Luke 20:27-40 (Twenty-Second Sunday after Pentecost/Proper 28—Series C)

“In the Lord, the God of the Living, We Have Life Forever ”

Lutheran Church of Our Redeemer, Enfield, CT

November 9, 2025

 

Grace, mercy, and peace to you from God our Father and from our Lord and Savior, Jesus Christ. Amen.

 

Our text today is the Holy Gospel recorded in Luke 20:

 

27And some of the Sadducees, who say that there is no resurrection, came and asked [Jesus], 28saying, “Teacher, Moses wrote to us, if a man’s brother should die having a wife, and he is childless, that he brother should take his wife and raise up offspring for his brother. 29Now, there were seven brothers, and the first, taking a wife, died childless. 30And the second 31and the third took her, and likewise also the seven did not leave children and died.32Afterward, the woman also died. 33Therefore, the woman in the resurrection becomes the wife of which one of them? For the seven had her as a wife.” 34And Jesus said to them, “The sons of this age marry and are given in marriage, 35but those who are considered worthy to attain to that age and the resurrection of the dead neither marry nor are given in marriage. 36For they are not able to die anymore, for they are like angels, they are sons of God being sons of the resurrection. 37And that the dead ones are raised, even Moses made known in the passage about the bush when he says, ‘The Lord, the God of Abraham, and the God of Isaac, and the God of Jacob.’ 38Now He is not God of the dead but of the living, for all live to Him.” 39And some of the scribes answered and said, “Teacher, you have spoken well.” 40For they no longer dared to ask Him anything.
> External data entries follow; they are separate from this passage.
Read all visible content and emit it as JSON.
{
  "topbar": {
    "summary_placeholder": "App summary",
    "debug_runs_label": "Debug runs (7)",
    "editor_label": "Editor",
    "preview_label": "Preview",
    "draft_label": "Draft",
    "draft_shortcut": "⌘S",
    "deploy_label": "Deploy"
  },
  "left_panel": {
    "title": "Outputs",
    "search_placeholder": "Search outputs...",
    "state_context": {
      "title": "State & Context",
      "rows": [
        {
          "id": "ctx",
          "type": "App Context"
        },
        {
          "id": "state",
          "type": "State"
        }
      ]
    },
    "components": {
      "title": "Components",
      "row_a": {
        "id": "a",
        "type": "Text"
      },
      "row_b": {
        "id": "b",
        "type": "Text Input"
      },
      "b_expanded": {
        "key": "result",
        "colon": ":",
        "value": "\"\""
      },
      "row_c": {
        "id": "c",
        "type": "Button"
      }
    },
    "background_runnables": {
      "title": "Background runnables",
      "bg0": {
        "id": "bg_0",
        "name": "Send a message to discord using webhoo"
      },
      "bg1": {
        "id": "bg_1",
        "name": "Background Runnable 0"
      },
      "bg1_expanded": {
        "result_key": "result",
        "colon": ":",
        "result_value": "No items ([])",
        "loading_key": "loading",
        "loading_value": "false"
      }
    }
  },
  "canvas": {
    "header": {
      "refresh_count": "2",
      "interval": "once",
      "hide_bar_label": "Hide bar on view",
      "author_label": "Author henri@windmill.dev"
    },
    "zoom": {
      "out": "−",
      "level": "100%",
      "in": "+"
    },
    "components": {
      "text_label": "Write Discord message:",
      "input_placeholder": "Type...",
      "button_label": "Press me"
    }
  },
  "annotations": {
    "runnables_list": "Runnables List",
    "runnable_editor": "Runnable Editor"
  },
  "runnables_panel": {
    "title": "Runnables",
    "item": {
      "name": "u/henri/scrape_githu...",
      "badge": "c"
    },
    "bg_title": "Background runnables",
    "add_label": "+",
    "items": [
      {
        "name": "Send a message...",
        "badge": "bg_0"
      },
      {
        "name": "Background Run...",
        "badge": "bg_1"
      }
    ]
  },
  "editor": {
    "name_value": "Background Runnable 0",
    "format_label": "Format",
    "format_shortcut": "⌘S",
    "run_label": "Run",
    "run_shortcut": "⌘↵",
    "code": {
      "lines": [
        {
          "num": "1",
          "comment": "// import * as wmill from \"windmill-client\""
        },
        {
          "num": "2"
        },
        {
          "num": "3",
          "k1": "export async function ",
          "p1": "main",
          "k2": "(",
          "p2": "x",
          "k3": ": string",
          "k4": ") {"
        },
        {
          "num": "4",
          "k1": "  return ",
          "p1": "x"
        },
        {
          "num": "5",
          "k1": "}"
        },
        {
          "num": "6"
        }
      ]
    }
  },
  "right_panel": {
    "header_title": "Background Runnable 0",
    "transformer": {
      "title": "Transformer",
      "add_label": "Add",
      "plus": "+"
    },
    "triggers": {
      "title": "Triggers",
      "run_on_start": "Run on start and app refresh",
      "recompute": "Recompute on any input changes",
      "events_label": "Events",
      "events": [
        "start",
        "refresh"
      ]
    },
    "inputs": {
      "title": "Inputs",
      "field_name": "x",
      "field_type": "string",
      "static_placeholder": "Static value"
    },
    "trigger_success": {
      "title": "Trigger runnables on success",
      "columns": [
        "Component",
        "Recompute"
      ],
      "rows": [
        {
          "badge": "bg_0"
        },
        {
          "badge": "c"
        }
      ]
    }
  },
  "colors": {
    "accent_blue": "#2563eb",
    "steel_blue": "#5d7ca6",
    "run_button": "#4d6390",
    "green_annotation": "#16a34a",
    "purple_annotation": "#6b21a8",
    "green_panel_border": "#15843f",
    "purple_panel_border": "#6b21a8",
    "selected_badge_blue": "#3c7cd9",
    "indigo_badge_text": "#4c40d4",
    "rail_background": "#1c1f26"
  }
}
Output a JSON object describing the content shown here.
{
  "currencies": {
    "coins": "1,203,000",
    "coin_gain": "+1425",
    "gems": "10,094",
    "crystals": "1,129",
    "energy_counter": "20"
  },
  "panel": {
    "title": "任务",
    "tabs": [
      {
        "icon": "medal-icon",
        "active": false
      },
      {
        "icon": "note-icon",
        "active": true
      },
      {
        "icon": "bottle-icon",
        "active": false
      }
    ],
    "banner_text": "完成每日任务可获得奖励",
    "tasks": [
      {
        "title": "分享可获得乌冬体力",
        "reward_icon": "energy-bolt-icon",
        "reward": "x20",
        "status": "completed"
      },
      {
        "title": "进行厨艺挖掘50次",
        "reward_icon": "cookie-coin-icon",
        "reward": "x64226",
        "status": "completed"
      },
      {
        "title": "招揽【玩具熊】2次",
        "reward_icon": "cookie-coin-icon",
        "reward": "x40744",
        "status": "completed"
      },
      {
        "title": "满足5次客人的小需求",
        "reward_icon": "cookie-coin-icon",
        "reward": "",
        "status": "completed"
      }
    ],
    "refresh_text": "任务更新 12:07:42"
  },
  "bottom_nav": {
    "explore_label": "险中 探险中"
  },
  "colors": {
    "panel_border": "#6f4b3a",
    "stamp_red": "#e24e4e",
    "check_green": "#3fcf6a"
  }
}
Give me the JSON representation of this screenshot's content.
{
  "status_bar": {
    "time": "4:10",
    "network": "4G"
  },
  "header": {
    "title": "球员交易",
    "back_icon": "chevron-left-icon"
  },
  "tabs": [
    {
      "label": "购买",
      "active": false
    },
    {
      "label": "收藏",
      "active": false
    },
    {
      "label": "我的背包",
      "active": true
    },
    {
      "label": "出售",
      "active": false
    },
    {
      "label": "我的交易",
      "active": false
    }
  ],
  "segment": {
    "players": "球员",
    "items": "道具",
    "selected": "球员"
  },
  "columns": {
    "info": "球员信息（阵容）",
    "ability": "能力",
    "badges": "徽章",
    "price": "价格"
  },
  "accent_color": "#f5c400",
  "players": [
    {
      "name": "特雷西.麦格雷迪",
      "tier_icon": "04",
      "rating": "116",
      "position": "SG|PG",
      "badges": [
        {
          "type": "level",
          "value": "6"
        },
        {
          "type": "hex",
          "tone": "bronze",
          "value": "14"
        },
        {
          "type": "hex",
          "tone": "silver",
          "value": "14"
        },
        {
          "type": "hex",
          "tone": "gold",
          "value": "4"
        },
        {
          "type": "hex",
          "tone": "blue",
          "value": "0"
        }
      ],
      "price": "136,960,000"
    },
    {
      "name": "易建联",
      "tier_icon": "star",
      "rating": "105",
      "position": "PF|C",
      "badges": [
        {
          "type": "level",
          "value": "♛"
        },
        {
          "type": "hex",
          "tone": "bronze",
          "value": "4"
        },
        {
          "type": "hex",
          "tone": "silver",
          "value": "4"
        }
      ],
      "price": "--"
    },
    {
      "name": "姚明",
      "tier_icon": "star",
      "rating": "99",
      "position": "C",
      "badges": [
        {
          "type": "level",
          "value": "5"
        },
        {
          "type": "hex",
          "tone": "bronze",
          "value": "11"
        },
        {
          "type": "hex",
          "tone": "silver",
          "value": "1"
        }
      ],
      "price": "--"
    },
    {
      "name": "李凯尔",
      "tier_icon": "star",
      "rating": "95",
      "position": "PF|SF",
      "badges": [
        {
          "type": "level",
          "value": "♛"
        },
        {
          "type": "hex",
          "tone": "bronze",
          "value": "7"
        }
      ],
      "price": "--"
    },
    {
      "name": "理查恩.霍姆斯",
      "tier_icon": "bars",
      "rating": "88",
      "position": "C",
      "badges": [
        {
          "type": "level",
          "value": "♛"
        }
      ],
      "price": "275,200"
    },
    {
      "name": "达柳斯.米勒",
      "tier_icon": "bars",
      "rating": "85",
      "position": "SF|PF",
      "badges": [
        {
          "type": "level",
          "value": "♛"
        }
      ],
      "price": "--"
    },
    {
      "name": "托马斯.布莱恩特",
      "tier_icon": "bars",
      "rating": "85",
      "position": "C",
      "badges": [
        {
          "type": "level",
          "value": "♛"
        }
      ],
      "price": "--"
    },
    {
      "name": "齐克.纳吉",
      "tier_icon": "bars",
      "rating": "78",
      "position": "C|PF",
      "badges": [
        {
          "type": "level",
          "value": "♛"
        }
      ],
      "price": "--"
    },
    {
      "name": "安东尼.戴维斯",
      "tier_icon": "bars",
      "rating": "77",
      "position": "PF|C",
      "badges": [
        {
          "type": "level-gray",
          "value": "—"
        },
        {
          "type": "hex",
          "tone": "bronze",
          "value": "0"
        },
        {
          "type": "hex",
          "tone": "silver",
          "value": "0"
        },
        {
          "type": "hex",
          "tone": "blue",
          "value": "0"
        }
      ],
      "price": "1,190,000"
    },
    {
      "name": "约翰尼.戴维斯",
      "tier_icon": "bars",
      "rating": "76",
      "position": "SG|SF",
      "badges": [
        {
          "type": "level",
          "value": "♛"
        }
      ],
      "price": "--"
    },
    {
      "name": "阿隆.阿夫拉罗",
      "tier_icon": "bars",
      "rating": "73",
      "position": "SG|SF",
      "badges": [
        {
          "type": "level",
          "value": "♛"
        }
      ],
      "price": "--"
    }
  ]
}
           Let’s imagine that there’s a new gameshow craze sweeping the globe called, “Choose Your God.” On this show contestants compete for the chance to pick the god of their choice. We are told that there is a pantheon of deities from which they can choose. There is the always popular Baal of the Canaanites, a god of weather and fertility. The Egyptian sun god Ra is available to “brighten” your day. Perhaps your choice might be Dagon of the Philistines, half-man and half fish, a god of agriculture and the sea. That one seems a little “fishy” to me. Maybe the chief god of the Babylonians, Marduk, is more your style, the chief of their gods on your side is always a plus.

          But don’t worry if these seem too old fashioned to you, “Choose your God” has many modern options available. There are countless deities of Hinduism available, one of the Vedas perhaps or the sutras of the Buddha. Allah of Islam could be yours or just the god called “It,” kind of an impersonal Force that is with you. Whatever deity you look for could be yours when you “Choose Your God.”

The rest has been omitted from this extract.